The 2017 Formula One World Championship has been run and won and we have just two rounds remaining. It’s a great time for teams and drivers to throw off the shackles, race flat out and try and develop a few sneaky parts for the 2018 cars. Friday will see some new faces in FP1 and the weather is expected to throw the traditional curve ball – for when it rains in Brazil, it really does rain. @F1StatMan has assembled some Fast Facts to get us to the weekend and the second last round of the 2017 season.
This is the 45th Brazilian Grand Prix. The race has been of the F1 calendar annually since 1973. After five events in Sao Paulo, the race moved to Rio’s Jacarepagua circuit in 1978, returned to Interlagos in 1979 and 1980 before move to Rio between 1981—1989. The event returned to Interlagos in 1990 and has been held here since.
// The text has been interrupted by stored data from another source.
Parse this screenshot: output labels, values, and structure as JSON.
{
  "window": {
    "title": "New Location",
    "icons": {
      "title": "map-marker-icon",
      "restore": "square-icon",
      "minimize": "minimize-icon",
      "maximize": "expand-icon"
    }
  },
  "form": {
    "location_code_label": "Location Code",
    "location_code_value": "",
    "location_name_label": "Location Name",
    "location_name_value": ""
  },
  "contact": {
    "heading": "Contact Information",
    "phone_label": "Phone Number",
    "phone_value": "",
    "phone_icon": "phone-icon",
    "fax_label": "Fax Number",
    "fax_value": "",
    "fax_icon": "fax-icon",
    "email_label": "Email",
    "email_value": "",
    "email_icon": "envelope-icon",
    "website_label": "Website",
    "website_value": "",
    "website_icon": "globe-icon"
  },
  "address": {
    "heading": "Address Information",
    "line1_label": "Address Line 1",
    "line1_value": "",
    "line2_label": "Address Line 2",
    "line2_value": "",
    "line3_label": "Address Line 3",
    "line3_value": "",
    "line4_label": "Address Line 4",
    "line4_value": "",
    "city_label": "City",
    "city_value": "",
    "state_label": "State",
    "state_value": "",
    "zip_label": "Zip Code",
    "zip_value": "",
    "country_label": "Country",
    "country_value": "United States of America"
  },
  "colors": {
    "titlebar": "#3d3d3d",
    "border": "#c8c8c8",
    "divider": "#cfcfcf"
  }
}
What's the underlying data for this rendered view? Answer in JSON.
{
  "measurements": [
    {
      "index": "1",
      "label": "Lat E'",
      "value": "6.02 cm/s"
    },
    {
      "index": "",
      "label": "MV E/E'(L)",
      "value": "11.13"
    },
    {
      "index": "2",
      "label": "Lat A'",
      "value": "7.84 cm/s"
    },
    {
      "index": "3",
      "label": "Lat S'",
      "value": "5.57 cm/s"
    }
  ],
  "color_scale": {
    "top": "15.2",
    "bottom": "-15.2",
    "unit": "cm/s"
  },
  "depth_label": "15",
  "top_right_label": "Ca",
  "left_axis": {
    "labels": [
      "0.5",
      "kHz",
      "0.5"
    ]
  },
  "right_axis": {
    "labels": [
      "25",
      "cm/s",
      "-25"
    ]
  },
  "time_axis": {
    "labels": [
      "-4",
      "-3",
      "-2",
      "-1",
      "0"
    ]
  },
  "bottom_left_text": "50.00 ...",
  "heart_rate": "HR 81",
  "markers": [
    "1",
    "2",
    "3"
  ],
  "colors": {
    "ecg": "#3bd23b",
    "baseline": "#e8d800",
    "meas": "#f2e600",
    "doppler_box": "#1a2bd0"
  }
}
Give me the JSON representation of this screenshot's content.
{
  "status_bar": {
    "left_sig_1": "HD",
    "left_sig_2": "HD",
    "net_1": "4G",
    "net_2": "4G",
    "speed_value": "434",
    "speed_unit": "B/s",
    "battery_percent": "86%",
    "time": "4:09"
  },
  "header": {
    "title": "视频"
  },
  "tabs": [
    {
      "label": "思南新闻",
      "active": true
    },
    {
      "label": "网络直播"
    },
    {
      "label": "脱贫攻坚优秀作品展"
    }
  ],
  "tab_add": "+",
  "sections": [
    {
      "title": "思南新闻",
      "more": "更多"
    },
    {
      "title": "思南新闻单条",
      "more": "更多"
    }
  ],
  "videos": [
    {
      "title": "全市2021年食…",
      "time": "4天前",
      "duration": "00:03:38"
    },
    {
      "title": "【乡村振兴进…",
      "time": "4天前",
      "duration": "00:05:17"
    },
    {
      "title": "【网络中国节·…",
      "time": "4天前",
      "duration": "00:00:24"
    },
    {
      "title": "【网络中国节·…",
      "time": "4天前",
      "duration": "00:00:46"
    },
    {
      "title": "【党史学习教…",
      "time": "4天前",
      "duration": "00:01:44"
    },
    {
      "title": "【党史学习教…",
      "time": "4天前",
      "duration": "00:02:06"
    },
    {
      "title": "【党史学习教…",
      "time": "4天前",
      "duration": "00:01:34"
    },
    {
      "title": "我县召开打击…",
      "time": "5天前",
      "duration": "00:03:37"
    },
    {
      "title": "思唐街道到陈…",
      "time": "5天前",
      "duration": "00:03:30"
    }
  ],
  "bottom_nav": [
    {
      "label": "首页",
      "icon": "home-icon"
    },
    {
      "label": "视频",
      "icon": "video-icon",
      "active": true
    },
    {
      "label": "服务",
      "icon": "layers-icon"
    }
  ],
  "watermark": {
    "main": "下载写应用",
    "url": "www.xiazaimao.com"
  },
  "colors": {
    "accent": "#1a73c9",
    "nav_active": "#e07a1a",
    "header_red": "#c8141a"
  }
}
Alain Prost is the most successful driver at the Brazilian Grand Prix with six wins (1982, 1984, 1985, 1987, 1988, 1990). All but the last of Prost’s wins were scored at Jacarepagua. The most successful driver at Interlagos is Michael Schumacher with four wins at the Sao Paulo track.
McLaren are the most successful team with 12 wins. Ferrari are next on the lost with 10 victories. The two teams, however, are tied on eight victories each at Interlagos.
Four current drivers have won at Interlagos. Local hero Felipe Massa took his second career win at his home race in 2006 with Ferrari and he scored his most recent win here in 2008, again with the Italian team. Sebastian Vettel won here in 2010 and 2013 with Red Bull Racing. Kimi Raikkonen won in 2007 with Ferrari and Lewis Hamilton won last year with Mercedes.
This will be Massa’s 14th and final Brazilian Grand Prix. The sec Paulo native last week announced that he will call time on his 15—year F1 career at the end of this season. This race is set to Massa’s 268th grand prix start. To date he has won 11 times, scored 41 podium finishes and has taken pole position 16 times.
Just three drivers have taken a first career win in Brazil, with all being scored here at Interlagos: Brazil’s Carlos Pace won for the first time and only time in 1975, driving for Brabham. Frenchman René Arnoux scored the first of seven career wins here in 1980 with Renault, while the most recent first—time winner is Italy’s Giancarlo Fisichella in 2003, though due to confusion over he result in a chaotic, rain— shortened finish, he had to wait several days before being declared winner.
Five drivers have visited the podium for the first time in Brazil: Jochen Mass (P3, 1975); Elio de Angelis (P2, 1980); Mauricio Gugelmin (P3, 1989); Damon Hill (P2, 1993), and Nick Heidfeld (P3, 2001). Heidfeld’s 2001 podium was the beginning of his march to an F1 record he undoubtedly wishes he no longer held — that of driver with the most podium
finishes without a win. Nick has 13.
Nico Hulkenberg landed the one and only pole position of his career to date at Interlagos in 2010. Only two other drivers have secured a maiden pole position at the Brazilian GP: Ronnie Peterson (1973), and James Hunt (1976).
Toro Rosso’s Brendon Hartley arrives in Brazil fresh from winning his second FIA World Endurance Championship Drivers’ title at the penultimate round of the series in Shanghai last weekend, alongside Porsche team-mates Earl Bamber and Timo Bernhard. Hartley has been on pole at Interlagos before, starting the 2014 WEC round here from the front of the grid.
Additional grooving of the track has been carried out in places where water accumulated the most during last year’s race.
’Sausage’ kerb elements have been installed behind the existing kerbs on the apex of Turns 2, 4, 8 and 10.
Additional tyre barriers have been installed in parts of the barriers at Turns 1, 6, 8 and 10.
There are two DRS zones at Interlagos. The first has a detection point at the apex of Turn Two, with activation 20m after Turn Three. The second zone has its detection point 30m ater Turn 13, with an activation point 60m after Turn 15.